Im Zentrum steht immer die Abgrenzung zum Nichtvermögensschaden, der nach §
253 BGB eben nur in bestimmten Fällen ersetzbar ist. Daher muss hergeleitet
werden, dass die bloße Möglichkeit der Nutzung eines Gegenstandes bereits
einen Vermögenswert hat, der dann ohne die Einschränkung des § 253 BGB
ersetzbar ist. Da man sich hart an der Grenze zu § 253 BGB bewegt (wenn sie
nicht schon überschritten ist), kommt das nur in denjenigen Ausnahmefällen
in Betracht, in welchen die Verfügbarkeit des Gegenstandes für die
eigenwirtschaftliche Lebenshaltung von zentraler Bedeutung ist. Der BGH
bejaht dies mit sehr sorgsamer Begründung für das Zurverfügungstehen eines
Internetzugangs- Lesen!
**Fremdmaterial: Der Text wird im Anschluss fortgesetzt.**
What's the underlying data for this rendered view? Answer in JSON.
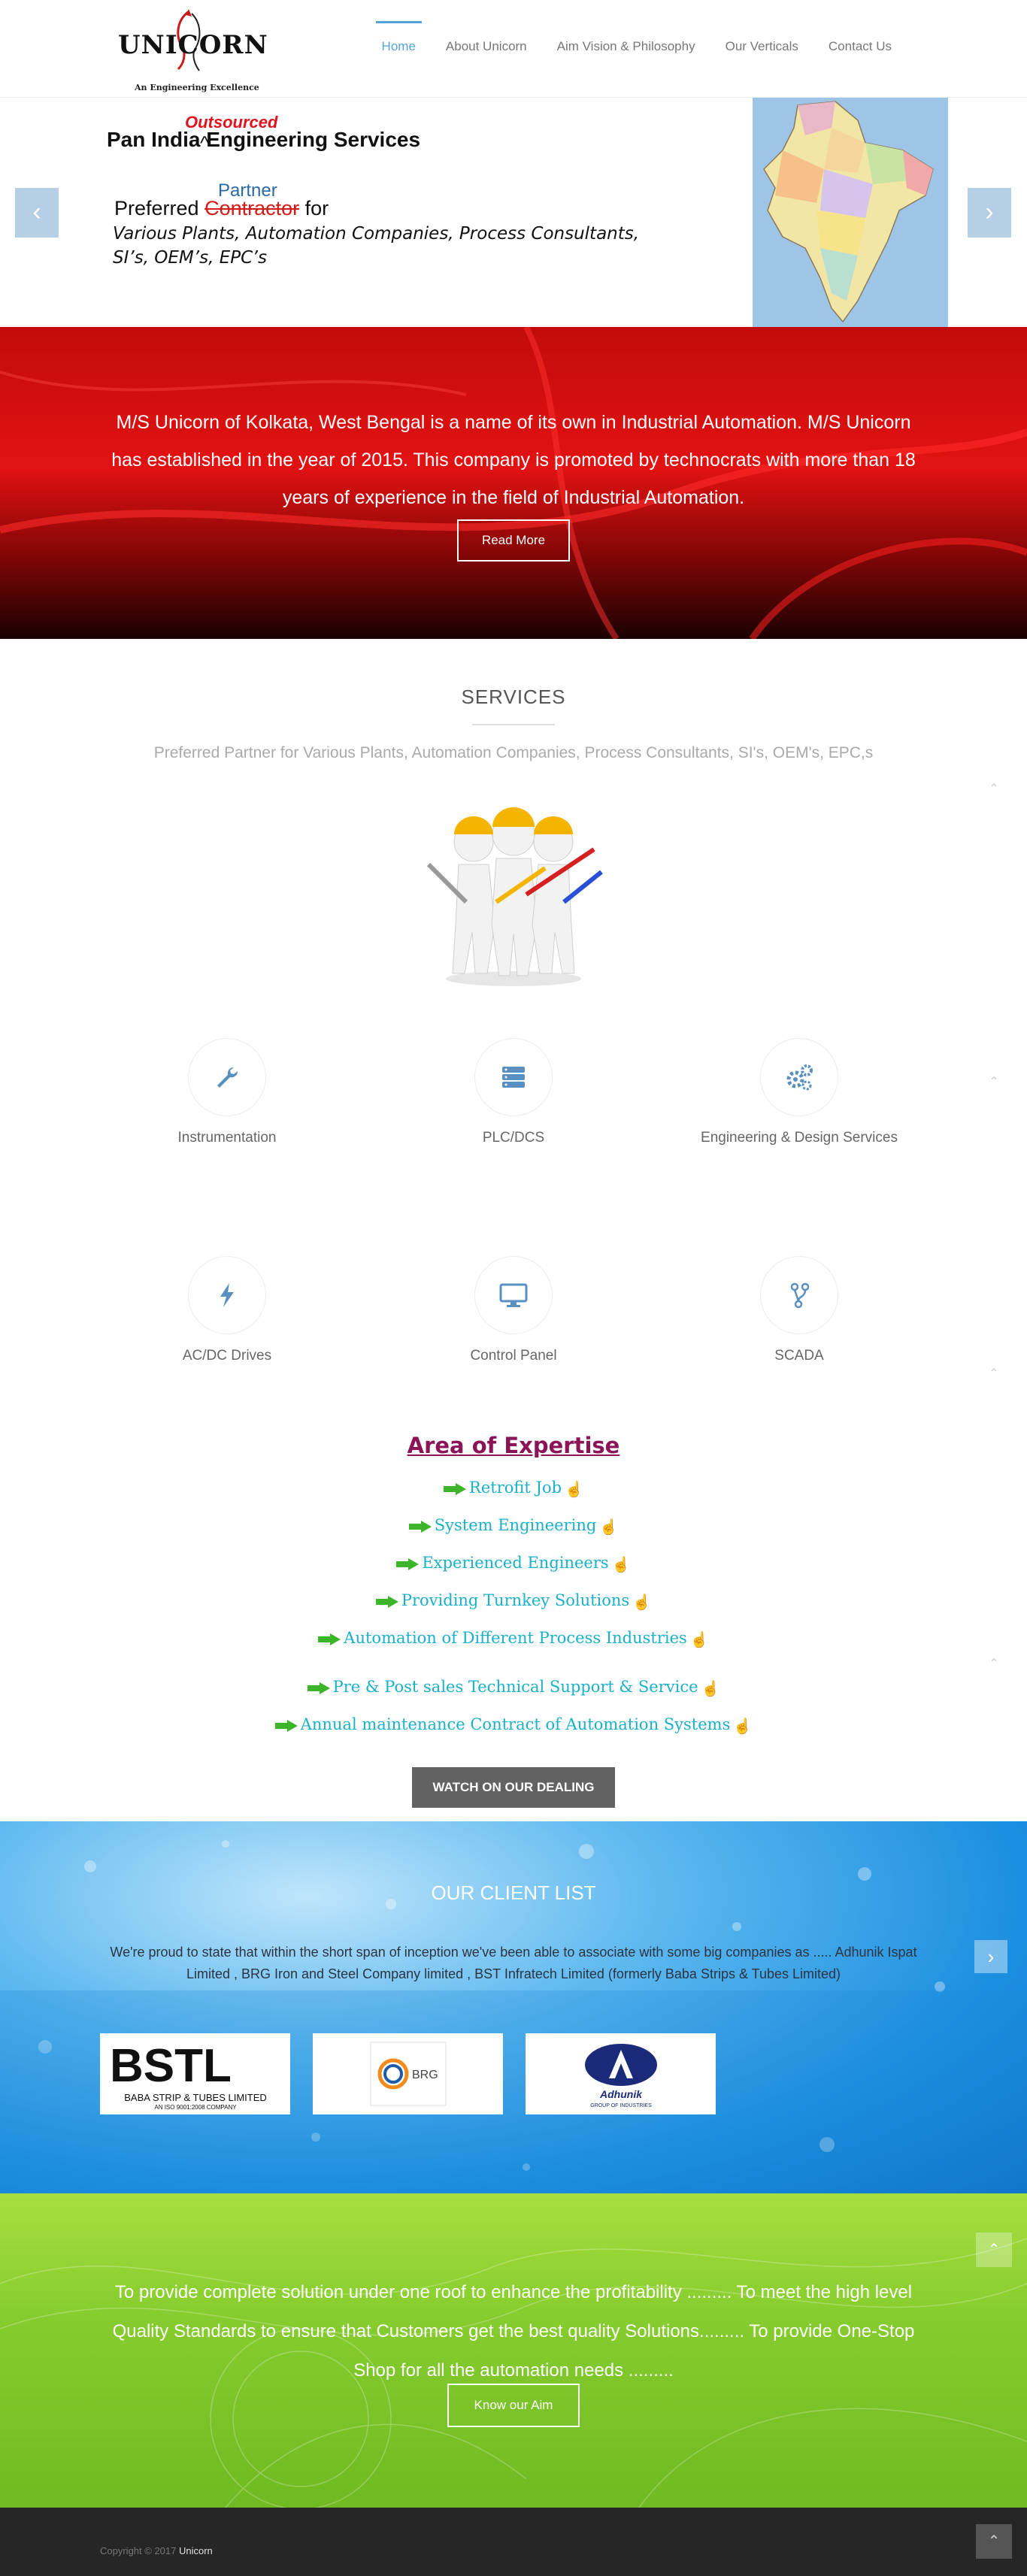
{
  "header": {
    "logo_text": "UNICORN",
    "logo_tagline": "An Engineering Excellence",
    "nav": [
      {
        "label": "Home"
      },
      {
        "label": "About Unicorn"
      },
      {
        "label": "Aim Vision & Philosophy"
      },
      {
        "label": "Our Verticals"
      },
      {
        "label": "Contact Us"
      }
    ]
  },
  "slider": {
    "headline": "Pan India      Engineering Services",
    "inserted_word": "Outsourced",
    "caret": "^",
    "partner_word": "Partner",
    "preferred": "Preferred",
    "struck_word": "Contractor",
    "for_word": "for",
    "list_line1": "Various Plants, Automation Companies, Process Consultants,",
    "list_line2": "SI’s,  OEM’s, EPC’s",
    "prev_icon": "chevron-left",
    "next_icon": "chevron-right"
  },
  "about": {
    "text": "M/S Unicorn of Kolkata, West Bengal is a name of its own in Industrial Automation. M/S Unicorn has established in the year of 2015. This company is promoted by technocrats with more than 18 years of experience in the field of Industrial Automation.",
    "button": "Read More"
  },
  "services": {
    "title": "SERVICES",
    "subtitle": "Preferred Partner for Various Plants, Automation Companies, Process Consultants, SI's, OEM's, EPC,s",
    "items": [
      {
        "label": "Instrumentation",
        "icon": "wrench-icon"
      },
      {
        "label": "PLC/DCS",
        "icon": "server-icon"
      },
      {
        "label": "Engineering & Design Services",
        "icon": "gears-icon"
      },
      {
        "label": "AC/DC Drives",
        "icon": "bolt-icon"
      },
      {
        "label": "Control Panel",
        "icon": "monitor-icon"
      },
      {
        "label": "SCADA",
        "icon": "fork-icon"
      }
    ]
  },
  "expertise": {
    "title": "Area of Expertise",
    "items": [
      "Retrofit Job",
      "System Engineering",
      "Experienced Engineers",
      "Providing Turnkey Solutions",
      "Automation of Different Process Industries",
      "Pre & Post sales Technical Support & Service",
      "Annual maintenance Contract of Automation Systems"
    ],
    "button": "WATCH ON OUR DEALING"
  },
  "clients": {
    "title": "OUR CLIENT LIST",
    "text": "We're proud to state that within the short span of inception we've been able to associate with some big companies as .....  Adhunik Ispat Limited , BRG Iron and Steel Company limited , BST Infratech Limited (formerly Baba Strips & Tubes Limited)",
    "logos": [
      {
        "name": "BSTL",
        "caption": "BABA STRIP & TUBES LIMITED",
        "sub": "AN ISO 9001:2008 COMPANY"
      },
      {
        "name": "BRG"
      },
      {
        "name": "Adhunik",
        "sub": "GROUP OF INDUSTRIES"
      }
    ]
  },
  "aim": {
    "text": "To provide complete solution under one roof to enhance the profitability ......... To meet the high level Quality Standards to ensure that Customers get the best quality Solutions......... To provide One-Stop Shop for all the automation needs .........",
    "button": "Know our Aim"
  },
  "footer": {
    "copyright": "Copyright © 2017",
    "brand": "Unicorn"
  },
  "colors": {
    "accent": "#59a2d8",
    "expertise_title": "#8b1456",
    "expertise_item": "#18b1c9"
  }
}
S. dazu auch
BGH v. 20.2.2014 - VII ZR 172/13.
©sl 2013
Tatbestand:
1 Der Kläger verlangt von der
Beklagten, einem Telekommunikationsunternehmen, Schadensersatz, weil er
seinen Internetanschluss für längere Zeit nicht nutzen konnte. Der
Kläger hatte mit der Rechtsvorgängerin der Beklagten (im Folgenden werden
die Beklagte und ihre Rechtsvorgängerin einheitlich als Beklagte bezeichnet)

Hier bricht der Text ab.